In order to test racial discrimination, resumes were sent out with the same qualifications but different names. Some of these names sounded black, while some sounded white. The rate of contact from these resumes was recorded and organized. 

When looking at the frequency of call backs, there is an advantage to white sounding names (235 compared to 157 call backs). With a total call back rate of 8%, the expect rate for both would be 196 for each race assuming no discrimination. 

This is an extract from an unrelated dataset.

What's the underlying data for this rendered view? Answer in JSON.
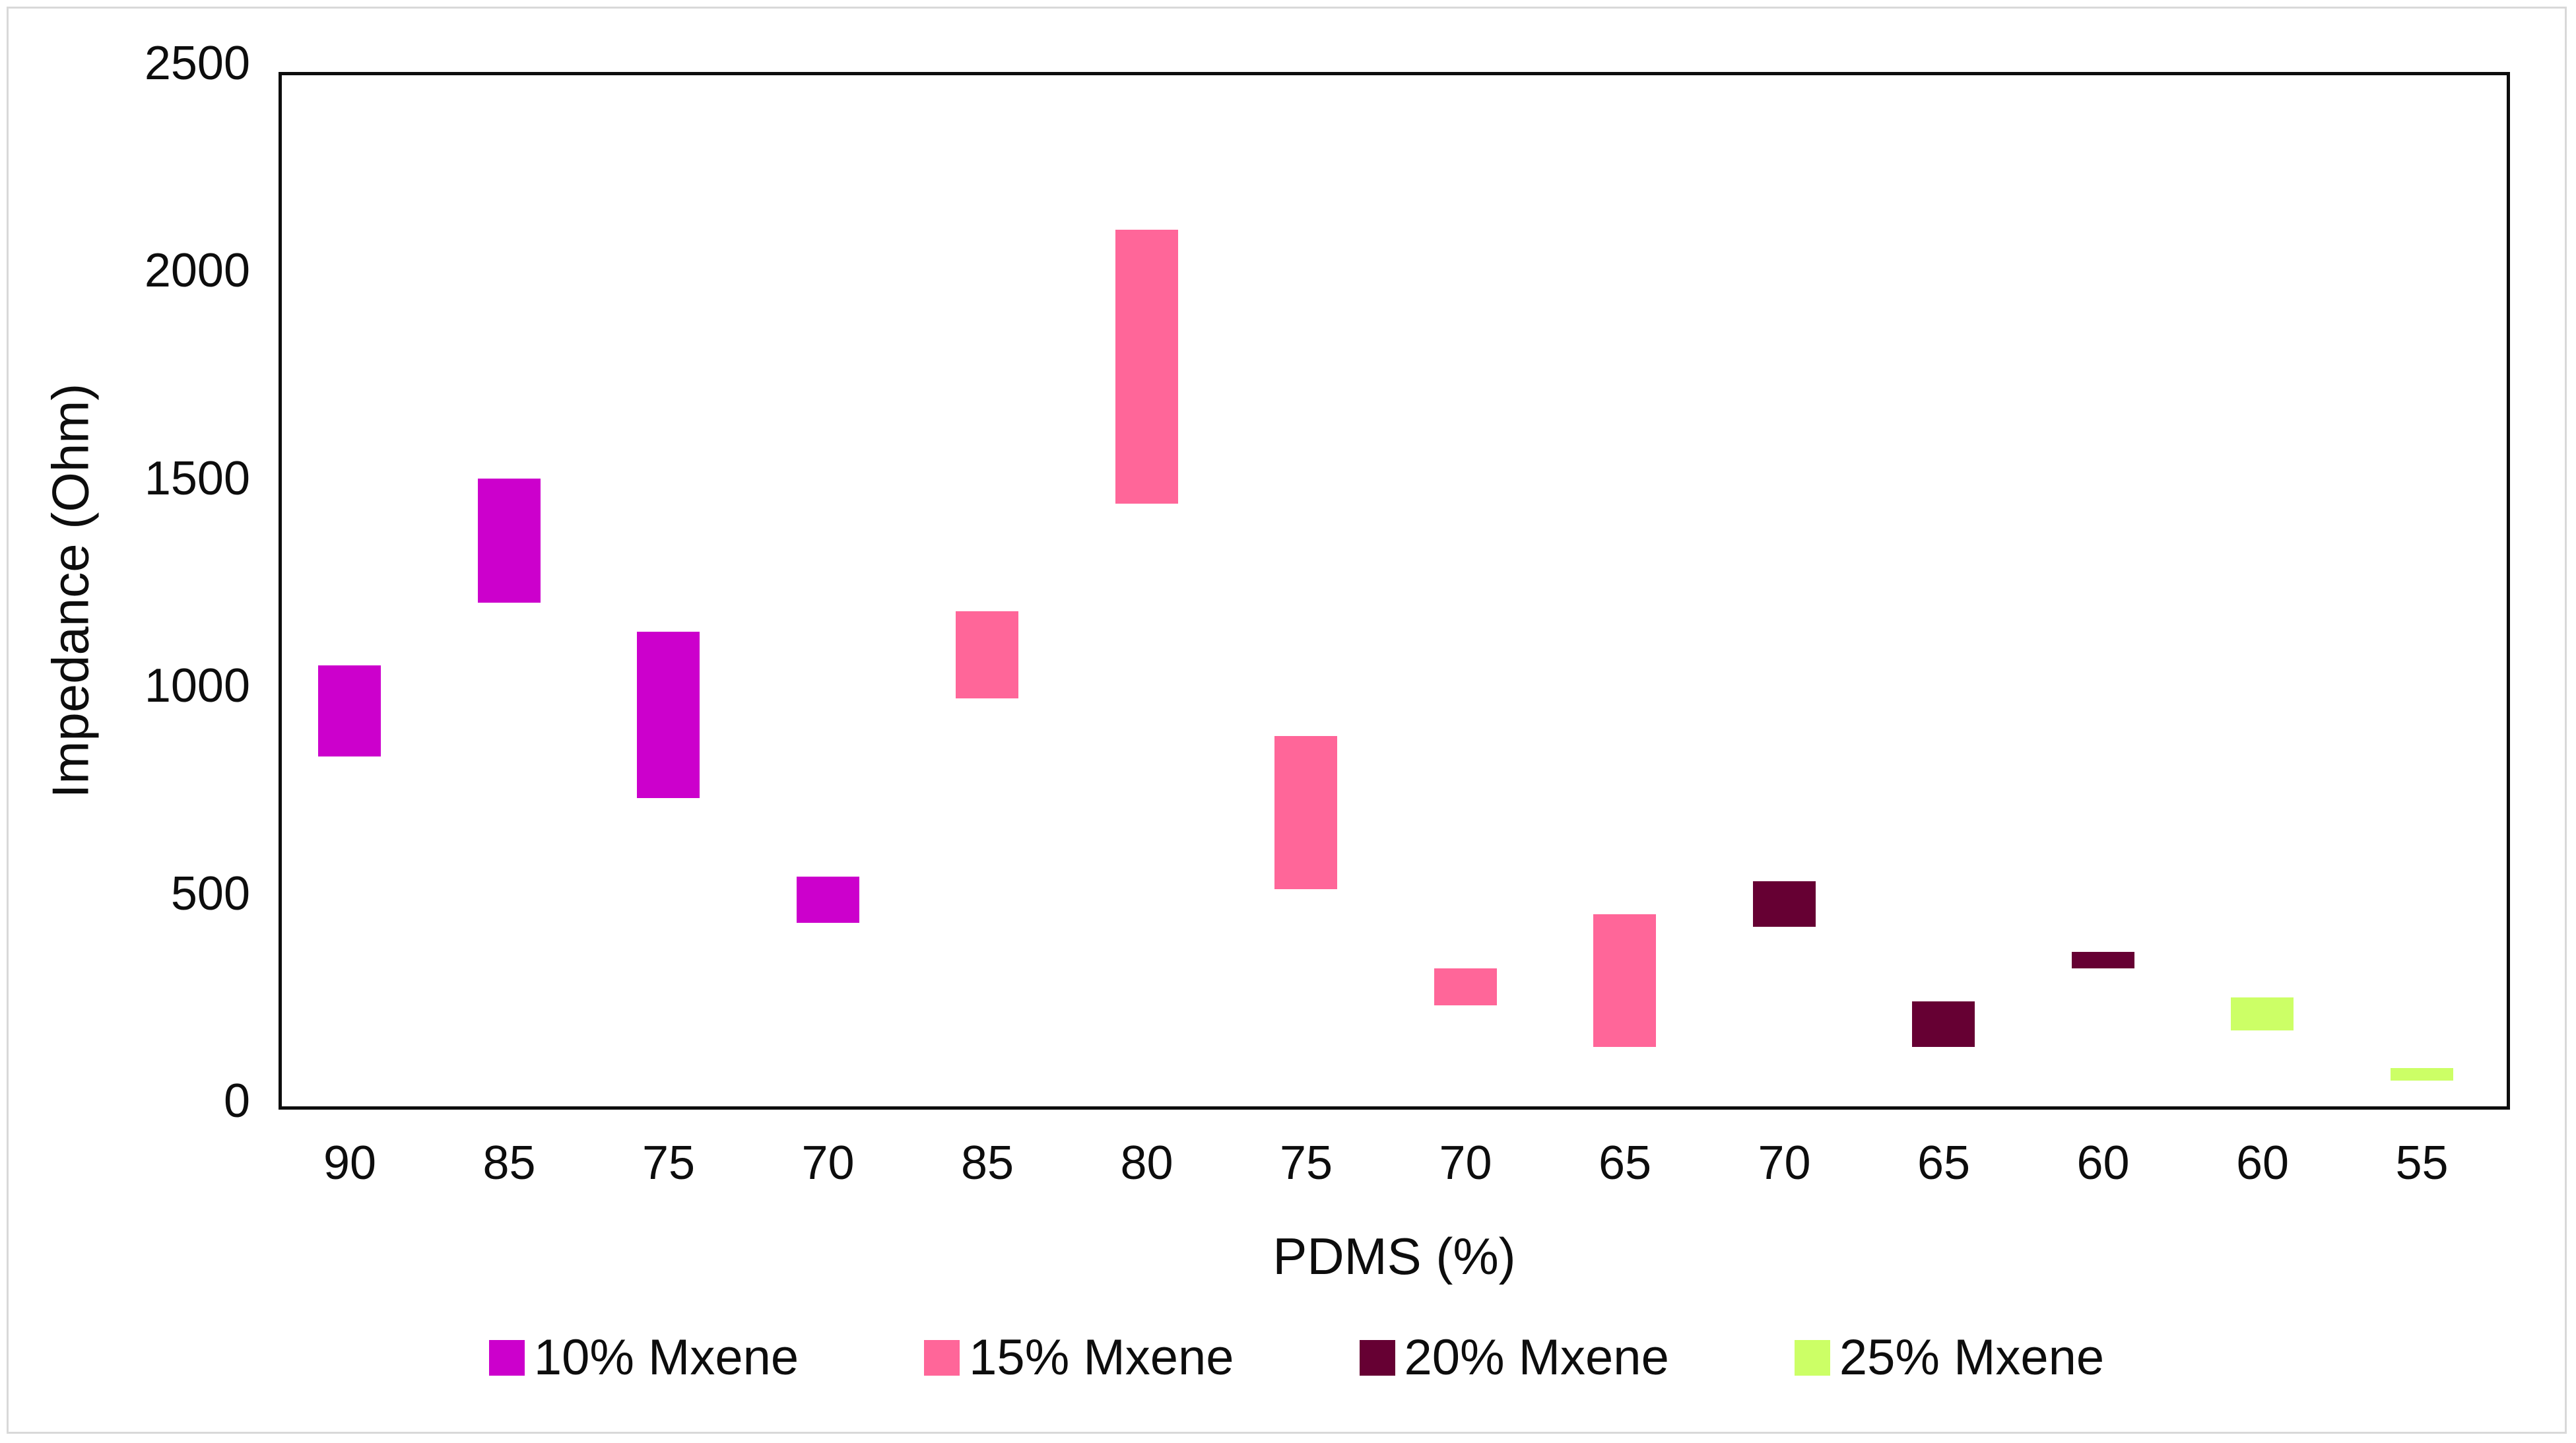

A chisquare analysis of the observed frequencies to the expected showed a chisquare of around 16.5, which has a probablilty of about 0.004% of occuring through random chance alone. This means it is likely that there is discrimination occuring based on names.

## 5. Does your analysis mean that race/name is the most important factor in callback success? Why or why not? If not, how would you amend your analysis?

This does not mean that race/name is the most important factor in receiving a call. It simply means that there was a statisitcally significant difference based on callback rates from race.

There are other confounding variables, however. Gender, experience level, resume quality, or address could also play a (potentially bigger) role. Conducting additional frequency tests, or moving to a regression analysis would be illuminating.